Potensi Indonesia memang kaya bahan baku obat herbal. Merujuk data yang dihimpun Kemenkes, sedikitnya Indonesia memiliki 28 ribu spesies tumbuhan. Negeri Indonesia merupakan rumah dari 80 persen tumbuhan obat dunia. Hasil riset tumbuhan obat dan jamu (ristoja) mengatakan lebih dari 30 ribu ramuan tradisional telah dimanfaatkan oleh masyarakat Indonesia.
Pada Mei 2022, Kemenkes RI telah menerbitkan Formularium Fitofarmaka yang dapat digunakan sebagai acuan dalam melakukan perencanaan dan pengadaan fitofarmaka agar tersedia di fasilitas pelayanan kesehatan serta sebagai acuan penggunaan fitofarmaka yang aman, bermutu, berkhasiat, dan terjangkau.

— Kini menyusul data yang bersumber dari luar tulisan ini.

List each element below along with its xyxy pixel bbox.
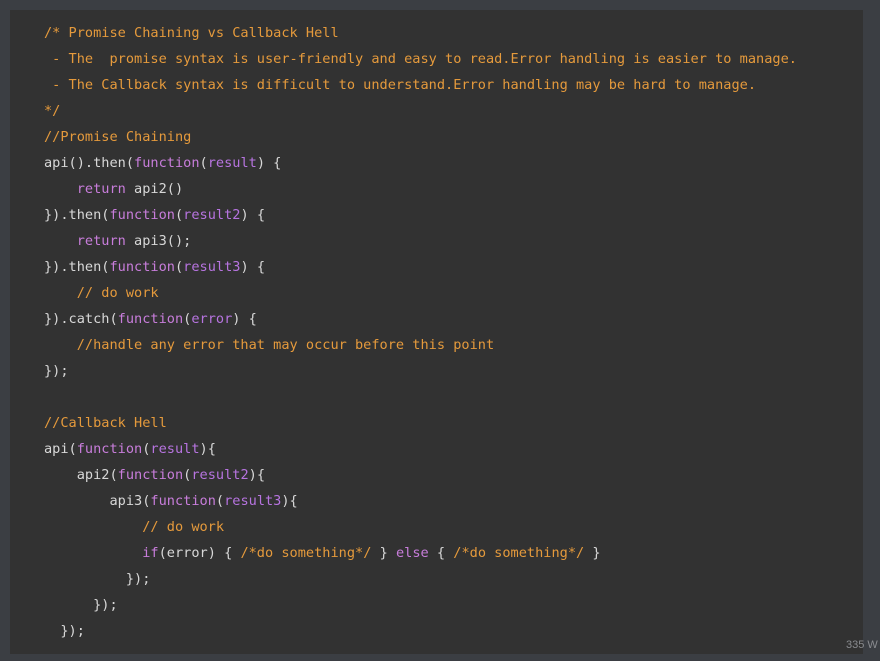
code-token: return [76,181,126,197]
code-line: api().then(function(result) { [44,150,797,176]
code-token: function [109,207,175,223]
code-token: */ [44,103,61,119]
code-token: else [395,545,429,561]
code-token: ( [199,155,208,171]
word-count: 335 W [846,639,878,651]
code-line: - The promise syntax is user-friendly an… [44,46,797,72]
code-token: //Promise Chaining [44,129,192,145]
code-line: api3(function(result3){ [44,488,797,514]
code-line: return api3(); [44,228,797,254]
code-line: }); [44,592,797,618]
code-token: //handle any error that may occur before… [44,337,495,353]
code-block[interactable]: /* Promise Chaining vs Callback Hell - T… [10,10,863,654]
code-token: ) { [240,207,266,223]
code-token: }); [44,597,118,613]
code-line: }); [44,618,797,644]
code-line: }); [44,566,797,592]
code-token: result2 [191,467,249,483]
code-token: }); [44,623,85,639]
code-token: ) { [240,259,266,275]
code-token: result3 [183,259,241,275]
code-token: api3( [44,493,151,509]
code-line: return api2() [44,176,797,202]
code-token: function [134,155,200,171]
code-token: }); [44,571,151,587]
code-line: }).then(function(result3) { [44,254,797,280]
code-token: { [428,545,454,561]
code-token: ){ [248,467,266,483]
code-line: /* Promise Chaining vs Callback Hell [44,20,797,46]
code-token: result3 [224,493,282,509]
code-token: result2 [183,207,241,223]
code-token: } [371,545,396,561]
code-token: api2( [44,467,118,483]
code-line: }); [44,358,797,384]
code-token: api3(); [125,233,192,249]
code-token: ){ [199,441,216,457]
code-token: ( [215,493,225,509]
code-line: if(error) { /*do something*/ } else { /*… [44,540,797,566]
code-token: - The promise syntax is user-friendly an… [44,51,797,67]
code-token: }).catch( [44,311,118,327]
code-token: // do work [44,519,225,535]
code-token: //Callback Hell [44,415,167,431]
code-token: api( [44,441,77,457]
code-line: api(function(result){ [44,436,797,462]
code-token: }).then( [44,259,110,275]
code-token: /* Promise Chaining vs Callback Hell [44,25,339,41]
code-line: api2(function(result2){ [44,462,797,488]
code-token: /*do something*/ [453,545,585,561]
code-token: function [109,259,175,275]
code-line: //Promise Chaining [44,124,797,150]
code-token: result [150,441,200,457]
code-text[interactable]: /* Promise Chaining vs Callback Hell - T… [44,20,797,644]
code-token: ) { [232,311,257,327]
code-token: ){ [281,493,298,509]
code-token: error [191,311,233,327]
code-token: api().then( [44,155,135,171]
code-line: // do work [44,280,797,306]
code-token: }).then( [44,207,110,223]
code-token: function [76,441,143,457]
code-token: }); [44,363,69,379]
code-token: api2() [125,181,184,197]
code-token: function [117,311,184,327]
code-token: function [150,493,216,509]
code-token: } [584,545,601,561]
code-token: /*do something*/ [240,545,372,561]
code-token: return [76,233,126,249]
code-line: }).catch(function(error) { [44,306,797,332]
code-token: (error) { [158,545,241,561]
code-line: //handle any error that may occur before… [44,332,797,358]
code-token: if [142,545,159,561]
code-token: ) { [256,155,282,171]
code-line: // do work [44,514,797,540]
code-line: }).then(function(result2) { [44,202,797,228]
code-token: // do work [44,285,159,301]
code-line: //Callback Hell [44,410,797,436]
code-line: */ [44,98,797,124]
code-token: function [117,467,184,483]
code-token: result [207,155,257,171]
code-token: ( [174,259,184,275]
code-line: - The Callback syntax is difficult to un… [44,72,797,98]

Peningkatan penggunaan fitofarmaka dalam negeri juga sejalan dengan Instruksi Presiden RI nomor 2 tahun 2022 yang berisi tentang percepatan peningkatan penggunaan produk dalam negeri dan produk usaha mikro, usaha kecil, dan koperasi untuk menyukseskan Gerakan Nasional Bangga Buatan Indonesia (Gernas BBI) pada pelaksanaan pengadaan barang/jasa pemerintah.
Data dari Badan Pengawas Obat dan Makanan (BPOM) hingga 28 November 2023 melaporkan, terdapat 17.000 obat bahan alam golongan jamu, 79 jenis OHT, serta 22 jenis fitofarmaka telah beredar di Indonesia. Dengan demikian, potensi obat herbal dan fitofarmaka akan terus berkembang seiring dengan kebutuhan kesehatan masyarakat serta kemajuan riset teknologi.